SelFC wrote Nov 26, 2013 at 8:35 AM

There is an error in write-only interface. It should be: set visible(visible:bool);

EeliK wrote Jun 5, 2014 at 8:39 AM

The most simple syntax would be
interface IFace {
    get set visible: bool
}
For at least readable:
interface IFace {
    get visible: bool
}
For at least writable:
interface IFace {
    set visible: bool
}
Implementation would decide if it provides more than promised. For example
interface IFace {
    set visible: bool
}
could be implemented either as
public visible: bool
or
set visible(visible: bool): number {
        this.visible = visible;
    }

EeliK wrote Jun 5, 2014 at 8:41 AM

Sorry, I didn't first understand that some people want set a property as read-only (the topic said otherwise). But the same syntax [get] [set] prop could be used.

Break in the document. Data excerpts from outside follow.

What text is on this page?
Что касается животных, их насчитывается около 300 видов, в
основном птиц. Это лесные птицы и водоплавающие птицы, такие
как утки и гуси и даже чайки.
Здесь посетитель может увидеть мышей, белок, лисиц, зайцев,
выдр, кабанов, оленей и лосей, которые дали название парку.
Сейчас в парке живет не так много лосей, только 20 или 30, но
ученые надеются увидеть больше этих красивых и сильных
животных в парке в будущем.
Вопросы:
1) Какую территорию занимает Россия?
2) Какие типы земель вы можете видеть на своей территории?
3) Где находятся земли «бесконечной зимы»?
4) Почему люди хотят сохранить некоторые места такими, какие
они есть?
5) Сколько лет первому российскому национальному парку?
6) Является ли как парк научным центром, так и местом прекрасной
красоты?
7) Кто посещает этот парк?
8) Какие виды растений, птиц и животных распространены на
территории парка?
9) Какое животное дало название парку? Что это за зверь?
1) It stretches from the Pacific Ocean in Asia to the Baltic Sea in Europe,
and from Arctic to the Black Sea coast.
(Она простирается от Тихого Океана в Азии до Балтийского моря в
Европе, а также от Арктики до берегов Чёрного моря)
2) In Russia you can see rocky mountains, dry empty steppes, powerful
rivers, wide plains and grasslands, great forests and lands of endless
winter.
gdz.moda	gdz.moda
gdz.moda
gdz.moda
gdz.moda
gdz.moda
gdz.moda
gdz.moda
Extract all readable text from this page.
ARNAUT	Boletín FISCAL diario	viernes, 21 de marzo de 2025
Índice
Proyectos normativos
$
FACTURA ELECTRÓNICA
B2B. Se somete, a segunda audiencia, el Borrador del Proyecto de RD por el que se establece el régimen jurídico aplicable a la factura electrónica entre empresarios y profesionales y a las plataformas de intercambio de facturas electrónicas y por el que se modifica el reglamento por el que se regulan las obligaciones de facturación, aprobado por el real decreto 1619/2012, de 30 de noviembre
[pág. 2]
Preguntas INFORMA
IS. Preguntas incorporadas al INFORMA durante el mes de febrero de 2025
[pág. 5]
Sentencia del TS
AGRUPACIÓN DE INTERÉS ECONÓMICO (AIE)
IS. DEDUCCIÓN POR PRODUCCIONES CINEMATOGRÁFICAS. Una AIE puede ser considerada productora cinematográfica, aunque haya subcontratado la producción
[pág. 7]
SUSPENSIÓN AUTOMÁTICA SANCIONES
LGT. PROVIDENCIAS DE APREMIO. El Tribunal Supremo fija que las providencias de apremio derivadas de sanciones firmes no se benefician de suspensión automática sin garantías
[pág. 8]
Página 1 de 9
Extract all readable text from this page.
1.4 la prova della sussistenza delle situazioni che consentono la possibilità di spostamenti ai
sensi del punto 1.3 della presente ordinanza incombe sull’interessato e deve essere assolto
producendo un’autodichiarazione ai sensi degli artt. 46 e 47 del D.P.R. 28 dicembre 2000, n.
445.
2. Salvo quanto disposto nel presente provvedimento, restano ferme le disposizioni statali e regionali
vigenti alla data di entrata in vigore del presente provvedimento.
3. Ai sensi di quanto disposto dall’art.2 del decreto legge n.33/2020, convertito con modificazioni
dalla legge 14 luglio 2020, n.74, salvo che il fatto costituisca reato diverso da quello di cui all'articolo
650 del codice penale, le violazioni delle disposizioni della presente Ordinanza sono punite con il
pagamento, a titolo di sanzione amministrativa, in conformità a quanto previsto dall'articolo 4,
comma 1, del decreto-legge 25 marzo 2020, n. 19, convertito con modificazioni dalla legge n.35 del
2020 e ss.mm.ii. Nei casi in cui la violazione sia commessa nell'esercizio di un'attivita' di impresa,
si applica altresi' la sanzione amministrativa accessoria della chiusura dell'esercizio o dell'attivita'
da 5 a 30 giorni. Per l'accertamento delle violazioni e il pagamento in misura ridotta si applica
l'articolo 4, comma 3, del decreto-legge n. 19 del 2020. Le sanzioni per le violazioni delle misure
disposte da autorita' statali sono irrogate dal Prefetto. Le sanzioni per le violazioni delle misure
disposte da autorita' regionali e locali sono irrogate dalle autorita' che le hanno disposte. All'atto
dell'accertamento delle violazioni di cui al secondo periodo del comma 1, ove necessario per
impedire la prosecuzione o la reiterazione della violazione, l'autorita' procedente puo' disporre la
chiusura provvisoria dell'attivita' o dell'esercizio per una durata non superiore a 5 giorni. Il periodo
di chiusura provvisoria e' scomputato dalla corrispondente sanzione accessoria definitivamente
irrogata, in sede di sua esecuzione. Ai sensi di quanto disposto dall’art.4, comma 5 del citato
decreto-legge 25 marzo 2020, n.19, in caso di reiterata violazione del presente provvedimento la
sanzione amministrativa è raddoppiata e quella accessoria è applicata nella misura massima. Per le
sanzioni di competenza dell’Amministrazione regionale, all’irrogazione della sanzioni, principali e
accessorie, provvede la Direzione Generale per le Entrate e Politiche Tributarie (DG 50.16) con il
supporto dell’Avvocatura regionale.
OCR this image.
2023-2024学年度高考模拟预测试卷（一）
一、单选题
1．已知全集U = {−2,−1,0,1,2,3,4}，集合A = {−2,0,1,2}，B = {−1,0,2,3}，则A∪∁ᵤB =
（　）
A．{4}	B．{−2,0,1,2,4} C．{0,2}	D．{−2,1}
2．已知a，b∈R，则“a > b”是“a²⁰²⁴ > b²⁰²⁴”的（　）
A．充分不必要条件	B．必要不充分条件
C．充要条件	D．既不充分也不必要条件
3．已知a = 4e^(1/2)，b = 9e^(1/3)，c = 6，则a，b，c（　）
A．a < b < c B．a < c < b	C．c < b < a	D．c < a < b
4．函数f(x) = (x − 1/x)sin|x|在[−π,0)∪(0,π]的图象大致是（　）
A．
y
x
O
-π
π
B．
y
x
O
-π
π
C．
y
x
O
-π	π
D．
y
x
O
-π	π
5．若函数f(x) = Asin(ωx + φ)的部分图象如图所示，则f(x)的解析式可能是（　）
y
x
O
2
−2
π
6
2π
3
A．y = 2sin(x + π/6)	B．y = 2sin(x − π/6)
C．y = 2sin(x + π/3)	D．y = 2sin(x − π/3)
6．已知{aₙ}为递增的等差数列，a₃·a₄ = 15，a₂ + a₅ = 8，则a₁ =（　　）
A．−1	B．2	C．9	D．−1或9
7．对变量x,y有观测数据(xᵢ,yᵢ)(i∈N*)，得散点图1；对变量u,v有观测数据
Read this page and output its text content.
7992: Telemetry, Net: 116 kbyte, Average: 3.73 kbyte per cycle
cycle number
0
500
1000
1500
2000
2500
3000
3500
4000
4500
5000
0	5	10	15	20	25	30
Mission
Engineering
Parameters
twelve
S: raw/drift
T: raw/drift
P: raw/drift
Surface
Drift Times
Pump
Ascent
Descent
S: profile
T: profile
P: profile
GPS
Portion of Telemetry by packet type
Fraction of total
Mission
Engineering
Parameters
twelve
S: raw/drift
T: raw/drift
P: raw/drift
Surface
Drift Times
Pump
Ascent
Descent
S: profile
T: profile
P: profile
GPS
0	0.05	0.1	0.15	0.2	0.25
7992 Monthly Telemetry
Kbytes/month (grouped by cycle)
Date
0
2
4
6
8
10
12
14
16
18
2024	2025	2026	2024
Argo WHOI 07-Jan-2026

EeliK wrote Jun 5, 2014 at 9:07 AM

The more I think about this the more I feel that restrictions don't belong to interfaces. Interface promises you can do something with an implementation, not that you can NOT do something. It would be same as adding a new imaginary keyword "never":

never DoSomething();

which would promise that implementations couldn't add method "DoSomething".

Bartvds wrote Jun 5, 2014 at 11:30 AM

Interfaces are all about restrictions and surface. It describes the contract, so if you have classes with getters and want to unify their shape in an interface then a getter annotation is the right thing to do. Same with setters.

I like Eelik's long example 3 comments op. I feel nothing for never, that is just weird.